Au programme en juin :

La fille de Madame Angot de Lecocq

 

Au programme à la rentrée de septembre :

Le Messie de Haendel

 


Programme 2022


La fille de Madame Angot de Lecocq

Opéra-comique en trois actes, La Fille de Madame Angot fut créé sur la scène du Théâtre des Fantaisies-Parisiennes de Bruxelles le 4 décembre 1872 avant d’être donné tout aussi triomphalement en France le 21 février 1873.

 

Dans le Paris du Directoire, Clairette Angot, orpheline élevée par les gens des Halles, s’éprend du chansonnier Ange Pitou. Mais, après bien des péripéties amoureuses et politiques, elle se résigne à épouser le perruquier Pomponnet.

 

La partition de Lecocq enchaîne les morceaux à succès et suscite un engouement qui lui vaut de rester à l’affiche des Folies-Dramatiques pour plus de quatre cents représentations, avant de conquérir la France entière puis le monde entier dans diverses traductions. L’ouvrage fait toujours partie du répertoire des théâtres lyriques où il jouit encore d’une relative popularité.

 

Programme 2022-2023


Messie de Haendel

Il était une fois dans le monde de la musique classique l’histoire du Messie de Haendel.
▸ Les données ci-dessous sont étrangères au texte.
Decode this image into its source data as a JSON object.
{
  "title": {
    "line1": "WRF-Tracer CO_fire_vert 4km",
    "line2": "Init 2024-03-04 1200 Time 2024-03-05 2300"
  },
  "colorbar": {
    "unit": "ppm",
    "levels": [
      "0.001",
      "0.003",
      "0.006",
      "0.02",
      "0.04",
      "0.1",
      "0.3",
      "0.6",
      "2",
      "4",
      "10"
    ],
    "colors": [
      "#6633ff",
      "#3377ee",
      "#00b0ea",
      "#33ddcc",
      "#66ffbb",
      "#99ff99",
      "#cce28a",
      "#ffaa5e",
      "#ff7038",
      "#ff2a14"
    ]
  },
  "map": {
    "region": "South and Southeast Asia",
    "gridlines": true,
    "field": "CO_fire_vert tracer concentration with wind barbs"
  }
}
Le Messie est un oratorio, c’est-à-dire une œuvre sacrée composée pour orchestre, solistes et chœur qui raconte une histoire, mais pas question de décors, de costumes ou de jeu d’acteurs, comme à l’opéra.

Car le sujet de l’œuvre est sacré, il demande donc de la retenue et du recueillement.

 

On a l’habitude d’écouter Le Messie de Haendel à Noël. L’œuvre raconte les grands épisodes de la vie de Jésus. La première partie est consacrée à l’Annonciation et à la naissance du Christ :

« Un enfant nous est né, un fils nous a été donné : Il a reçu le pouvoir sur ses épaules, et on lui a donné pour nom : Merveilleux, Conseiller, Dieu fort, Père éternel, Prince de paix », et pourtant c’est au moment de Pâques que le Messie a été créé à Dublin : le 13 avril 1742.

Pâques, chez les catholiques, est la commémoration de la résurrection de Jésus-Christ, Jésus a été mis sur la croix, c’est ce qu’on appelle la crucifixion, il est mort, mais il revient à la vie, le fameux jour de Pâques. Ce sont ces épisodes qu’Haendel met en musique dans la deuxième partie du Messie, qui se termine avec le célèbre Alleluya.

La troisième et dernière partie quant à elle traite de la rédemption et de la victoire apportée par le Christ.

Lors de la création du Messie à Dublin, le public est conquis et c’est une forme de résurrection pour Haendel qui a écrit la partition en à peine 3 semaines.

A cette époque le compositeur enchaine les problèmes de santé.

Il ne rencontre plus le succès.

 

Pourtant Haendel a marqué son temps grâce à ses compositions intenses et majestueuses. Il a puisé son inspiration dans la musique de son pays natale, l’Allemagne, il s’est inspiré de ses nombreux voyages notamment en Italie et il s’est attaché aux traditions de son pays d’adoption : l’Angleterre. Son talent et ce savant mélange ont fait de lui l’un des plus grands compositeurs joués encore aujourd’hui dans les plus grandes salles et dans les plus grands opéras.

 

De nombreux opéras d’Haendel sont encore joués mais c’est véritablement Le Messie qui a marqué l’histoire de la musique.